What is formlessness? Consciousness is dependent on form. Consciousness is form, and form is consciousness. “Consciousness is always consciousness of something” is the essence of phenomenology. I can posit “formlessness”, but I cannot experience it. Thus, are down-goings and over-goings into the “formlessness of actuality” anything but linguistic abstracts? Without linguistic abstractions (the discursive “screen of cliches”) there is only the actualised form of the unique lived experience, is there not? Art becomes life in the form of the here-and-now, does it not? If art becomes form, and form becomes art: is there any temporal duration to the lived experience …or is it “timeless”? If it is timeless: are there any limits to how much we can stand? You may say we cannot survive in it, but can we survive without it?
I don’t know about you, but I couldn’t speak, understand, read or write this sort of drivel when I was born. My eyes could, but wouldn’t, even focus on the tits that were essential for my continued existence. Fortunately, for the me I am now, genetics laid down from millenia before my ancestors even had human form and epigenetics from more recent generations contained just enough form for me to, mentally, cling on. But as the sum total of all the me I was then, all of that was the void in which the form the I needed to be to be to survive could be created. Fish, as they say, are not aware of the water in which they swim. For them, it is the formless in which the forms of their lives are created.
When a young acolyte-to-be was on his way to join a monastery for a lifetime as a monk, a passing traveller asked him what that hazy shape was on the horizon. The acolyte replied, “it’s a mountain.” Some years later, as a young monk, when he was sweeping the path outside the monastery, he was again asked what that hazy shape on the horizon wss. He took the opportunity to expound on the buddha mind, the shapes of being and non-existence and so on and on until the enquirer crept quietly away, leaving the young monk talking to himself. Many years after that, still sweeping, yet another traveller asked him what was that hazy shape on the horizon. The old monk, now nearing death, hardly looked up from his daily task. “It’s a mountain,” he replied.
(I can’t remember where I read that.

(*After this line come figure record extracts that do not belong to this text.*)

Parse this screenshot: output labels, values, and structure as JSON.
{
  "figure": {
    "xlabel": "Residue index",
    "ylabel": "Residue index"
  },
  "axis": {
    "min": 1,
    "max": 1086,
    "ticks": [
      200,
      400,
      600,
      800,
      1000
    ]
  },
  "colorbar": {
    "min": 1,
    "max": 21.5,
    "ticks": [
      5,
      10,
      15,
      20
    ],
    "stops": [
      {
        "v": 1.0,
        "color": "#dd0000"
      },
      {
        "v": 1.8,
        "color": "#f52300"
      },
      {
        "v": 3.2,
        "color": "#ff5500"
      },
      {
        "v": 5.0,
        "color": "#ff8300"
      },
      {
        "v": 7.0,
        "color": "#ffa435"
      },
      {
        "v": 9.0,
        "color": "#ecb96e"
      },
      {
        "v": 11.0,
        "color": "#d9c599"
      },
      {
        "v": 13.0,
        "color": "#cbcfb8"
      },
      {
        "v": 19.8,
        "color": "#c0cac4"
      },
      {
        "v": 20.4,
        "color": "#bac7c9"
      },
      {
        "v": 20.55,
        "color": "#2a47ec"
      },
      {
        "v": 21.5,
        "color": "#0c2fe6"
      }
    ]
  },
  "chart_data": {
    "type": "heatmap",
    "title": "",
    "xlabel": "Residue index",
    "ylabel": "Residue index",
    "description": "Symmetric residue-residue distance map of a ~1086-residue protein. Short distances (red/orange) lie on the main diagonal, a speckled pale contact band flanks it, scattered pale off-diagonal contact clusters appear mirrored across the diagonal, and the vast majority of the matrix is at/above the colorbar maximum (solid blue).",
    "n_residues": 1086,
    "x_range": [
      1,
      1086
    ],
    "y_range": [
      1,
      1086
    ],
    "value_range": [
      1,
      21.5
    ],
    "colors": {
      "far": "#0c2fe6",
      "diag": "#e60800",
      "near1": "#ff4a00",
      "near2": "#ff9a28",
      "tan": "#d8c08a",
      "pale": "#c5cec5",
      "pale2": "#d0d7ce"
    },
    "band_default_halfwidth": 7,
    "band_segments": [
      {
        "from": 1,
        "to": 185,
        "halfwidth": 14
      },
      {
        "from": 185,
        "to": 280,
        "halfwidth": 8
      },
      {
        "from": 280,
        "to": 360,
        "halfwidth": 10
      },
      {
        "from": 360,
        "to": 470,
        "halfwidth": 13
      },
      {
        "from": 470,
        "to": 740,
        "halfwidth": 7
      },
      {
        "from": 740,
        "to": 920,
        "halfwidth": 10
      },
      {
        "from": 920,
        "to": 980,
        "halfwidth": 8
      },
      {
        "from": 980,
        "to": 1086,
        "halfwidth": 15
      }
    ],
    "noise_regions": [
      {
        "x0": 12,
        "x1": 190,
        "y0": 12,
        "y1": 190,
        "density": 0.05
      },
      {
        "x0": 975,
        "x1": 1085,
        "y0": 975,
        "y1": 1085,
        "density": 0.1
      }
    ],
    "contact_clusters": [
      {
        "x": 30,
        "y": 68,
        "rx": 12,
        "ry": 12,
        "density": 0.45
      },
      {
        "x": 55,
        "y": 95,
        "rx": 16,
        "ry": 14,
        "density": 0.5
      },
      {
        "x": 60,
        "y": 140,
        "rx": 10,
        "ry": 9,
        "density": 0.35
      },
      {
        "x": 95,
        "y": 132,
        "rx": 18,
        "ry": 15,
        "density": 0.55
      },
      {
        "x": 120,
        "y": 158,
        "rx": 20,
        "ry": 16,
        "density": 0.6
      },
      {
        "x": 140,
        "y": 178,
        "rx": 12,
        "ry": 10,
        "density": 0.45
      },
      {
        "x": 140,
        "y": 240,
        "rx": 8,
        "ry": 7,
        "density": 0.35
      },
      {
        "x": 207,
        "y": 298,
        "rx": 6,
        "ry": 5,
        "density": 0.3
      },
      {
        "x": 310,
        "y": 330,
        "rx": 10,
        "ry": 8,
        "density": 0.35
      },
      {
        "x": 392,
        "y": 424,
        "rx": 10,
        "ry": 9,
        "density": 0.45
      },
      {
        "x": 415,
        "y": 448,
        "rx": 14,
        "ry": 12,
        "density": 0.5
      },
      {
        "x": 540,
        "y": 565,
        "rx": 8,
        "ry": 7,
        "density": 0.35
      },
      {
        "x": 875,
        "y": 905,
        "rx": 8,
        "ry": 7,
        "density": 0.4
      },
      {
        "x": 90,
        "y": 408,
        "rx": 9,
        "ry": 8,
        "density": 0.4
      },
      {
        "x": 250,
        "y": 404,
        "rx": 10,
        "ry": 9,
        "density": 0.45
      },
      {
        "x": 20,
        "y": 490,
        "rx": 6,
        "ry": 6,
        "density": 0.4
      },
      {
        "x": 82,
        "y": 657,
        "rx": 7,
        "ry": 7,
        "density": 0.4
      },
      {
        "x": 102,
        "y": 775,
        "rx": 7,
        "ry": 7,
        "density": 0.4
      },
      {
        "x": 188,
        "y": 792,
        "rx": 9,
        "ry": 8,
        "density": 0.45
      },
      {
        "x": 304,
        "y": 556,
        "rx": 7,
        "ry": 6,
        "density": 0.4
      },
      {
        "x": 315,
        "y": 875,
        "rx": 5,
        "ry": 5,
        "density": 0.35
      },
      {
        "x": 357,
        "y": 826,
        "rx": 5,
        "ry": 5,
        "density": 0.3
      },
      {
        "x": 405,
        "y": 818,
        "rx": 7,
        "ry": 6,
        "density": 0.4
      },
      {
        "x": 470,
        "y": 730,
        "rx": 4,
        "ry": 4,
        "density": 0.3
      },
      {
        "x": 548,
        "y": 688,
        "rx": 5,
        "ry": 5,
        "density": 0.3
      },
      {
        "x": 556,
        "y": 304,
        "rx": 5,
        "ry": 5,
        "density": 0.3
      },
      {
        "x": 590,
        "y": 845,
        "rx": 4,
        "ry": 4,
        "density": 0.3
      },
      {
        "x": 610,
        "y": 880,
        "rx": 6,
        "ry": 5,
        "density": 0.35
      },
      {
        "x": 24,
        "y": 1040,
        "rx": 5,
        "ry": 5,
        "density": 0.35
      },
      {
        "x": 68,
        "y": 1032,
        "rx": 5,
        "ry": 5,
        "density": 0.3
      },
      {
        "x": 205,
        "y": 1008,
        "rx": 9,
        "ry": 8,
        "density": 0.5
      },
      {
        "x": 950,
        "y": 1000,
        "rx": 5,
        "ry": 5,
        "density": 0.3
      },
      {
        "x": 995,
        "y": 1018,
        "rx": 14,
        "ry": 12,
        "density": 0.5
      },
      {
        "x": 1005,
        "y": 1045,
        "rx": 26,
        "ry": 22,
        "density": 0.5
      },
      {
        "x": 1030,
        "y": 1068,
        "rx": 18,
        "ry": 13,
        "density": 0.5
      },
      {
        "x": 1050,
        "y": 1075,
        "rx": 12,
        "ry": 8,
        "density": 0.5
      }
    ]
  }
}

Maybe in Chuang Tzu.)
99.5% of all art, all philosophy (high and popular), all formalized religion, is unmitigated bullshit posing as insight.
But what were you putting in your pants Edward?
That utterly amazing and magical thing we call ‘our body’
Beauty is not of the mind.
Beauty is unfathomable.
Just BE.
—— Usenet
To have or to be-Erich Fromm
Be as you are- Ramana Maharishi
Let it be- The Beatles.
Re unsanitory habit of reading news headlines at breakfast:
“Be careful what you take into yourself”. — Karl Jaspers, The Way to Wisdom.